Enquadram-se nessa categoria até empreendimentos “cujos beneficiários tenham sido autuados por trabalho informal ou infantil nos últimos três anos”. 

“Na prática, estão reconhecendo que existe uma desconformidade e liberam mesmo assim a concessão de crédito”, diz Sérgio Leitão, do Instituto Escolhas. 

Ana Luci Grizzi, sócia do Veirano Advogados, afirma que a proposta precisará ser lapidada para trazer segurança jurídica para os próprios bancos. 

“Faz sentido atribuir qualificação de risco socioambiental e prosseguir com a concessão de crédito? Nesse cenário, pode se abrir um flanco para discutir eventual responsabilidade ambiental de quem concede crédito nessas condições”, questiona a advogada. 

Ela aponta que o texto precisa criar regras para a transição de empreendimentos em desconformidade ambiental e que precisam de crédito para se adequar. Esse é um dos pontos cruciais da questão fundiária: muitos pequenos produtores não tem acesso a financiamento, o que os confina à ilegalidade e perpetua a desigualdade.

“O ideal seria buscar um cenário transitório para construir o caminho para a conformidade. Isso viria com condições nas quais o crédito seria concedido com cláusulas corretivas, com a definição de ações a serem implementadas para sanar a desconformidade”, diz.
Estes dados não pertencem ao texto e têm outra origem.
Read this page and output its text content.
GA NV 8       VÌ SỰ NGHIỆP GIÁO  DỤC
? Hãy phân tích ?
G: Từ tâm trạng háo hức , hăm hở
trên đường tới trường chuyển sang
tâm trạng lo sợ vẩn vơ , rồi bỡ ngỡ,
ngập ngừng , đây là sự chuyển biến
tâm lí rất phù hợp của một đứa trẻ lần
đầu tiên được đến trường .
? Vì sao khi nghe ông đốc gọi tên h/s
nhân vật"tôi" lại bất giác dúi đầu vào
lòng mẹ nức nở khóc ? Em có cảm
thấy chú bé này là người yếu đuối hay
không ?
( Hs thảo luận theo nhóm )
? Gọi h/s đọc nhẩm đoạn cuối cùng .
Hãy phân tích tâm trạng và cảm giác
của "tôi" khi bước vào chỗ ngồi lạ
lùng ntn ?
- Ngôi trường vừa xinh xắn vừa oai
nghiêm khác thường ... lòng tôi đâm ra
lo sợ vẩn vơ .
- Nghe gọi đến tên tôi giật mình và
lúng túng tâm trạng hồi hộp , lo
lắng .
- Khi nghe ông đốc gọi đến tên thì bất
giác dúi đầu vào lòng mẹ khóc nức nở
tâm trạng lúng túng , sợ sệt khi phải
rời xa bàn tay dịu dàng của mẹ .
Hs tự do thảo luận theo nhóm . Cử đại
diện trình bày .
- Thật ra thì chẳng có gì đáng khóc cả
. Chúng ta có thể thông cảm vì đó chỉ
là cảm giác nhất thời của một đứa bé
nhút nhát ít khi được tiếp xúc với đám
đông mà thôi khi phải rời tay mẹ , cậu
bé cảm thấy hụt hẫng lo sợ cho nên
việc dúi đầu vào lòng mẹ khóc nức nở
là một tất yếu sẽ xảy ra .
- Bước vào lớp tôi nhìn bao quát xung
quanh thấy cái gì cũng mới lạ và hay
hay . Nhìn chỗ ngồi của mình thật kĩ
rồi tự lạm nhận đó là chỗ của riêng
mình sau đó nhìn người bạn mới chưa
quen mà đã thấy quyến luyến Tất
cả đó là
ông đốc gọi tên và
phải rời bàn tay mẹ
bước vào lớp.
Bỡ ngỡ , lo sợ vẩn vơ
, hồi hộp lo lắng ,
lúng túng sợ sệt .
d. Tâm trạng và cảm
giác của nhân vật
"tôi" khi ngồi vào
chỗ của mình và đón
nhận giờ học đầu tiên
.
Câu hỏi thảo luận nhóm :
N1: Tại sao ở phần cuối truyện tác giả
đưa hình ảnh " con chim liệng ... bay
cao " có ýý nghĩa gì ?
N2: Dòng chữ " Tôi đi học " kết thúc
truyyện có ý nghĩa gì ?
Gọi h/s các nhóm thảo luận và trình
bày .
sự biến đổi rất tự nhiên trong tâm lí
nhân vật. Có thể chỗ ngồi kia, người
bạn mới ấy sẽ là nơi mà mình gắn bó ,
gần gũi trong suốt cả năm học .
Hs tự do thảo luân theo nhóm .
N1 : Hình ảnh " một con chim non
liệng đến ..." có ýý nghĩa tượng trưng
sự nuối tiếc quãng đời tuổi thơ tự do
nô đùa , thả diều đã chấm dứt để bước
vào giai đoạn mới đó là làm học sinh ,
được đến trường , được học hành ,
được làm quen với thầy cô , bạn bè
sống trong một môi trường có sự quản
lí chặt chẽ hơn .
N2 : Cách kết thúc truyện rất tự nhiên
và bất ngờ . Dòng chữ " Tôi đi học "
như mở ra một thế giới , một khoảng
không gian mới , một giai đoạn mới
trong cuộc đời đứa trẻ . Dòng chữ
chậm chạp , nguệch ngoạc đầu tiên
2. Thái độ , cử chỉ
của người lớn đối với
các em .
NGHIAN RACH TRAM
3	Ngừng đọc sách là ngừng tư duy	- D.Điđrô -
Na prática, pelo novo texto, só levam bola preta, com proibição de concessão de crédito rural, empreendimentos que não têm o Cadastro Ambiental Rural (CAR), espécie de certificado de posse da terra, que estejam em áreas embargadas pelo Ibama ou ICMBio no Bioma Amazônico ou que tenham sido autuados por trabalho escravo. 

“Na Amazônia, não pode em área embargada, mas no Cerrado e em outros biomas pode? Não faz sentido”, diz Leitão, do Escolhas. 

Especialistas apontam ainda que as proibições são redundantes de já constam em Resolução CMN de 2008. 

O que é sustentável 

A inovação que já era aguardada nos textos diz respeito à inclusão de critérios de sustentabilidade do Sistema de Operações de Crédito Rural (Sicor), com possibilidade de compartilhamento dos dados entre instituições financeiras via open banking.

A ideia é que, de posse dessas informações, os credores possam tomar decisões mais bem informadas e precificar adequadamente o crédito, numa espécie de ‘birô verde’ de crédito ou ‘Serasa da Sustentabilidade’. 

Trata-se de uma demanda antiga de ambientalistas e dos próprios bancos. Mas, da forma como veio empacotada, foi considerada muito abrangente. 

A proposta traz um anexo com uma lista de subprogramas específicos de crédito rural direcionado, sistemas de produção, modalidades e produtos financiados que se encaixam nos critérios de sustentabilidade do BC. 

Entre eles, estão critérios amplos como ‘plantio direto’, feito na maior parte da cultura de soja do país, por exemplo. É considerado sustentável também o crédito concedido para cana-de-açúcar ou capim ou feito em sistemas como integração lavoura-pecuária e agrofloresta.

“Na sustentabilidade, uma questão muito cara é a de adicionalidade: você pode ter uma cultura com plantio direto, mas que está sendo feita em cima de uma área que foi desmatada ou que antes operava com agrofloresta. No saldo, o impacto é negativo”, aponta José Pugas, sócio e head de ESG e agronegócio na JGP Crédito. 

“O ideal seria ter um sistema, considerando as bases de dados e diversos estudos já existentes, que considerasse esses impactos, com base nas melhores informações científicas”, aponta.